Die Kostenentscheidung folgt aus §§ 92 Abs. 1, 269 Abs. 3 ZPO.
Bei der Verteilung der im Berufungsverfahren angefallenen Gerichtskosten hat der Senat sich entsprechend seiner ständigen Praxis in vergleichbaren Fällen von folgender Überlegung leiten lassen: Die Antragstellerin hat auf Hinweis des Senats hin ihre Berufung überwiegend, nämlich mit Ausnahme des geringeren und allein Erfolg versprechenden Teils zurückgenommen. Die in Urteilsform ergangene Berufungsentscheidung in der Hauptsache geht deshalb ausschließlich zu Lasten der Antragsgegner. Da indes nur bei einer vollständigen Zurücknahme des Rechtsmittels die Ermäßigung der Gerichtskosten von vier Gebühren auf eine Gebühr vorgesehen ist, vgl. Nr. 1414 der Anlage 1 zu § 3 Abs. 2 GKG, die der Antragstellerin im Streitfall nicht zu Gute kommen kann, entspricht es sachgemäßem Ermessen, die Antragsgegner mit den überwiegenden Gerichtskosten der zweiten Instanz zu belasten.

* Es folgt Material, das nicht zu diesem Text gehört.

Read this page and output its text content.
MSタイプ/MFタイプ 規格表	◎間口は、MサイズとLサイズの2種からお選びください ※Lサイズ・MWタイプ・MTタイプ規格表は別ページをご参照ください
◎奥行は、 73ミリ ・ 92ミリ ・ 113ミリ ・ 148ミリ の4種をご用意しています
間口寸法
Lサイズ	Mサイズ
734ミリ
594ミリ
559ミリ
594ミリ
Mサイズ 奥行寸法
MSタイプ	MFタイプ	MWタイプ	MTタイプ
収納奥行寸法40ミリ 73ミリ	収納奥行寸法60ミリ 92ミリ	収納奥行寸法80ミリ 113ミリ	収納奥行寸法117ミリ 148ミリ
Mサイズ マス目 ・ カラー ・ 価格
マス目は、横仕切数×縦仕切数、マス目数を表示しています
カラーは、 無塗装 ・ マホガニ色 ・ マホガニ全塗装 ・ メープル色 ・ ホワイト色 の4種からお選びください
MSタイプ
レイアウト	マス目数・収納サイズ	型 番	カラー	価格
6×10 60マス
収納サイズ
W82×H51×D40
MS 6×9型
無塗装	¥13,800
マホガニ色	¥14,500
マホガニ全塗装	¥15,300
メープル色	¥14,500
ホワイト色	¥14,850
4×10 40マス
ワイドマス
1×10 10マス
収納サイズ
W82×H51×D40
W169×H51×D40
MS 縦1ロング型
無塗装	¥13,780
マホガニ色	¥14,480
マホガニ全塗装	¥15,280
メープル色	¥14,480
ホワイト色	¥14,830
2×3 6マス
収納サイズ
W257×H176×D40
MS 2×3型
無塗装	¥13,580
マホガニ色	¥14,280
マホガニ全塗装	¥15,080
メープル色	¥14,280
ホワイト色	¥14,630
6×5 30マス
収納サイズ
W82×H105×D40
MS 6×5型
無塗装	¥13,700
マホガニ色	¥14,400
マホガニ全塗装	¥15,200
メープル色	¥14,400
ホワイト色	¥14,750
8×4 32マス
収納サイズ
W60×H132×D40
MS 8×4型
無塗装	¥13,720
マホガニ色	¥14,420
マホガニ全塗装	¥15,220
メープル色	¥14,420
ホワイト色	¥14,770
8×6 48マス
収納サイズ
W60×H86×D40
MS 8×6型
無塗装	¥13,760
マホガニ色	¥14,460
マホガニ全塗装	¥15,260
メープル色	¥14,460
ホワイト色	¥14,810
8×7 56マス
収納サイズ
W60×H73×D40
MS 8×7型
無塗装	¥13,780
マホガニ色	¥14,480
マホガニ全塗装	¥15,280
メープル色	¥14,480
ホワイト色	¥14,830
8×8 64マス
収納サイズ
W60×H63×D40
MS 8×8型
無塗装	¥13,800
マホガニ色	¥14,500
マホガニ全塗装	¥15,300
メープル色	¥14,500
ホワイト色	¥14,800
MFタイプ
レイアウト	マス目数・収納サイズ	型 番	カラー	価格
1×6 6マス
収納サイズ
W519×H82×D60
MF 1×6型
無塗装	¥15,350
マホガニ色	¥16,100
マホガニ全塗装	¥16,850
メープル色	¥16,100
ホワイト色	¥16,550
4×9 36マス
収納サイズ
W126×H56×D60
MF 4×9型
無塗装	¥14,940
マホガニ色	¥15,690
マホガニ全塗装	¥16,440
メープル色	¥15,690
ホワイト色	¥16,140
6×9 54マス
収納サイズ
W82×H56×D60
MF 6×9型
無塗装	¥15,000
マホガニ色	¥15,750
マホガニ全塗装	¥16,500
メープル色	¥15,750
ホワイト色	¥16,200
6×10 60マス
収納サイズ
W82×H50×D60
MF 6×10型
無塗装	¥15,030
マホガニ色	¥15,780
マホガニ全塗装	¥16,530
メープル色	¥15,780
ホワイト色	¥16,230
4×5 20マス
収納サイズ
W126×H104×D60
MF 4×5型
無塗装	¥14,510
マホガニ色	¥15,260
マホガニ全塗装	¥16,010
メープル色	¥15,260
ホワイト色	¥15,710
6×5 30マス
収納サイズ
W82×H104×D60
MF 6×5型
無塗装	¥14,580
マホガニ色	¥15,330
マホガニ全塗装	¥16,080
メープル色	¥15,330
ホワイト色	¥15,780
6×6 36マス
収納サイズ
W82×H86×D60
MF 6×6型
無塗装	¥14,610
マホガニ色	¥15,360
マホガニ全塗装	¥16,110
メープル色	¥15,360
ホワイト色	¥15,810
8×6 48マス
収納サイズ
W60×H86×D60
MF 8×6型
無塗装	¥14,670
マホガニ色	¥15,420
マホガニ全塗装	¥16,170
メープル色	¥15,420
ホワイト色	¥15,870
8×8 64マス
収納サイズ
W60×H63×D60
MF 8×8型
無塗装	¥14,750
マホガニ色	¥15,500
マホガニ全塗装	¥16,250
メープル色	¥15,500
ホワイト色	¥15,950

Es bedarf im Übrigen keiner Erörterung, ob in der von der zunächst befassten Zivilkammer initiierten Antragsmodifizierung eine teilweise Rücknahme gelegen hatte. Unter Anwendung des Rechtsgedankens des § 92 Abs. 2 ZPO würde dies nämlich ohnehin an dem erfolgten Kostenausspruch nichts zum Vorteil der Antragsgegner ändern.
Das Urteil ist gemäß § 542 Abs. 2 ZPO mit seiner Verkündung rechtskräftig.